Muchas personas tienen la idea de que la felicidad es el estado aquel en el que cantamos, reímos, no tenemos preocupaciones, todo está bajo control. No necesitamos nada, ni deseamos nada que ya no hayamos obtenido.
Esto, sin hablar de la parte económica. Pues hay quienes están seguros que ser feliz es sinónimo de tener riquezas.
Es más, no sólo creen que esa es la verdadera felicidad, sino que no se sienten felices, ni creen que los demás pueden serlo, si no tienen grandes posesiones, lujos, servicios, un automóvil con chofer esperándole en la puerta.
Muchas veces, esta convicción los hace vivir a medias, enfocados en los objetivos de una dicha, que no es tal.
Así habrán perdido el mejor tiempo de sus vidas y dejado pasar muchas oportunidades de interactuar con la verdadera dicha, que no siempre llega en un vehículo último modelo con chofer, que dista mucho de una tarjeta de crédito gold con límite de seis cifras.
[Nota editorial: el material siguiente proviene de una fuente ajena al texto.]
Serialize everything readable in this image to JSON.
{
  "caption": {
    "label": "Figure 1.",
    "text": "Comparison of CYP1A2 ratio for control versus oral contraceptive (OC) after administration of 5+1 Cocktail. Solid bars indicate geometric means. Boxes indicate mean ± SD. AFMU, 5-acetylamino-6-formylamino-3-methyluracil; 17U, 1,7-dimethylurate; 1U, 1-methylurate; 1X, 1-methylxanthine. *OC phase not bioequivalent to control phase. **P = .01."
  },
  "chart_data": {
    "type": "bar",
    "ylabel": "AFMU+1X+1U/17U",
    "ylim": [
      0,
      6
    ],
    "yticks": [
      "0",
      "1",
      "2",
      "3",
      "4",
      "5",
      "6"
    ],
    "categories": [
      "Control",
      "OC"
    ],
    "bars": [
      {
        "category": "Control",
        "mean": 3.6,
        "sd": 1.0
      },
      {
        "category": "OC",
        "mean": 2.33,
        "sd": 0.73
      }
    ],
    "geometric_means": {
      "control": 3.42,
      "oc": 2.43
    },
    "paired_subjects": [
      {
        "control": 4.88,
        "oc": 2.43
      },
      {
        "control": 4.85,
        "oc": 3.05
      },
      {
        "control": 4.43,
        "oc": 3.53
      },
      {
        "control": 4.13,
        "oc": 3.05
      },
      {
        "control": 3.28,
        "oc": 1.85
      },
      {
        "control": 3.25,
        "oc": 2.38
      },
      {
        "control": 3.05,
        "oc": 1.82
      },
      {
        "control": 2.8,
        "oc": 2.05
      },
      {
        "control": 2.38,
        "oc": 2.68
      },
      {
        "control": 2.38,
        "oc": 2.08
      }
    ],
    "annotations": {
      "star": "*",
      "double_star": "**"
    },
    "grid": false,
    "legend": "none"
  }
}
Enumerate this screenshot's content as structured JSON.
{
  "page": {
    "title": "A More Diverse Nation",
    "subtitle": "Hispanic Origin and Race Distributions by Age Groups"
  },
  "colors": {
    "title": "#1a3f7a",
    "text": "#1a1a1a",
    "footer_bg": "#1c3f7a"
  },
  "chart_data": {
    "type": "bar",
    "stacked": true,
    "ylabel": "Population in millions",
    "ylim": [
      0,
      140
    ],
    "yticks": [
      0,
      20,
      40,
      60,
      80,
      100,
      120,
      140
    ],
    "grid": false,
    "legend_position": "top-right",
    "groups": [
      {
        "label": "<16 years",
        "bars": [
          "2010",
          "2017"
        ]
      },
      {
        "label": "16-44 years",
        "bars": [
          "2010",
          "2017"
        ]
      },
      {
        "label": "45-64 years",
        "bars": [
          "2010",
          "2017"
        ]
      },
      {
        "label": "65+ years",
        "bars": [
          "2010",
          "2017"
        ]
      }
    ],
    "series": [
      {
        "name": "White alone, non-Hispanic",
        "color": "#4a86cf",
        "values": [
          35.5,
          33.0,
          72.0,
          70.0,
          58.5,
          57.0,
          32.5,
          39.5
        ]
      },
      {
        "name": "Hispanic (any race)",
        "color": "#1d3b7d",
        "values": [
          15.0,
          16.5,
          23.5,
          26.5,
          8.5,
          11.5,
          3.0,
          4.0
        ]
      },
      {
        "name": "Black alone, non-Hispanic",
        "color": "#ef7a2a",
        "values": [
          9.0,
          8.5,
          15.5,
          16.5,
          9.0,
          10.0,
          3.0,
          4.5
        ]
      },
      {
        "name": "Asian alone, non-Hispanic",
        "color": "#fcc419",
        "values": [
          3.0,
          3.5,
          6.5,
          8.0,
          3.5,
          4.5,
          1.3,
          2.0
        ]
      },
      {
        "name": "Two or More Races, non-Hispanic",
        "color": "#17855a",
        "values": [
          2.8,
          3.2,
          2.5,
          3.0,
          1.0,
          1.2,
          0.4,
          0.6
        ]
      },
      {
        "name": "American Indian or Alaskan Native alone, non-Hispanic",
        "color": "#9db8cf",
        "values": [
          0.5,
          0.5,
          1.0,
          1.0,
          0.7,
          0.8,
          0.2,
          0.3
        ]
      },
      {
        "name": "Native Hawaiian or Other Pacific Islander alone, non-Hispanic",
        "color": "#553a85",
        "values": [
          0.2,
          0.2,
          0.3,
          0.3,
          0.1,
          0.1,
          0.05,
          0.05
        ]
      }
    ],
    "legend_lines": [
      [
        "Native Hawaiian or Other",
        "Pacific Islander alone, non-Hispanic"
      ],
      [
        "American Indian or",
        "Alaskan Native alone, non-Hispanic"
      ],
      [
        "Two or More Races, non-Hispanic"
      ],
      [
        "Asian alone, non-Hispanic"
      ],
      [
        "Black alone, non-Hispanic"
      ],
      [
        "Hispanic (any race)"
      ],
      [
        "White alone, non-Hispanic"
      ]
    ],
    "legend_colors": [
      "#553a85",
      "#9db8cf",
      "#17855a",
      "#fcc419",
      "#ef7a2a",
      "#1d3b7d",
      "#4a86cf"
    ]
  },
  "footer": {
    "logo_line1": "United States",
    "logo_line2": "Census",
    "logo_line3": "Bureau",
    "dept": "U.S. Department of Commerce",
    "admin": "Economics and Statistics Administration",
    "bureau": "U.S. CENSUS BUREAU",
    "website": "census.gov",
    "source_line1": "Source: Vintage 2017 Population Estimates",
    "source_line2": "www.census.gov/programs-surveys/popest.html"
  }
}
Esa dicha que nada tiene que ver con la ropa de diseñador, ni con la cabina de primera clase en un vuelo trasatlántico, o con el menú de los restaurantes más exclusivos de grandes capitales del mundo.
En verdad muchas personas suelen reír y cantar cuando se sienten dichosas, cuando la felicidad invade sus almas y le pone colores a sus vidas. Estas son en realidad manifestaciones de la felicidad.
Son expresiones sonoras de la alegría del alma.
Pero, ¿qué nos conduce a esas expresiones de felicidad?
A algunos, asuntos relacionados con el dinero.
A otros, un logro, una meta, la realización de un sueño.
El caso es que siempre esperamos un motivo para la felicidad, cuando en realidad, no tenemos que esperar que suceda nada extraordinario para ser felices.
Cada día encontramos esa razón.
La salud de nuestros hijos y familiares, la solidaridad de los amigos sinceros, cada una de nuestras capacidades, la llamada del ser amado, su presencia en nuestras vidas, su constante apoyo. La certeza del “nosotros”.
El sólo hecho de poder hacer lo que nos gusta, ir a donde queremos, poder contemplar el entorno que nos rodea, escuchar la melodía de un aguacero o sentir la suave brisa acariciar nuestras mejillas, eso es felicidad total, que nada nos cuesta y de la que si queremos podemos disfrutar cada día.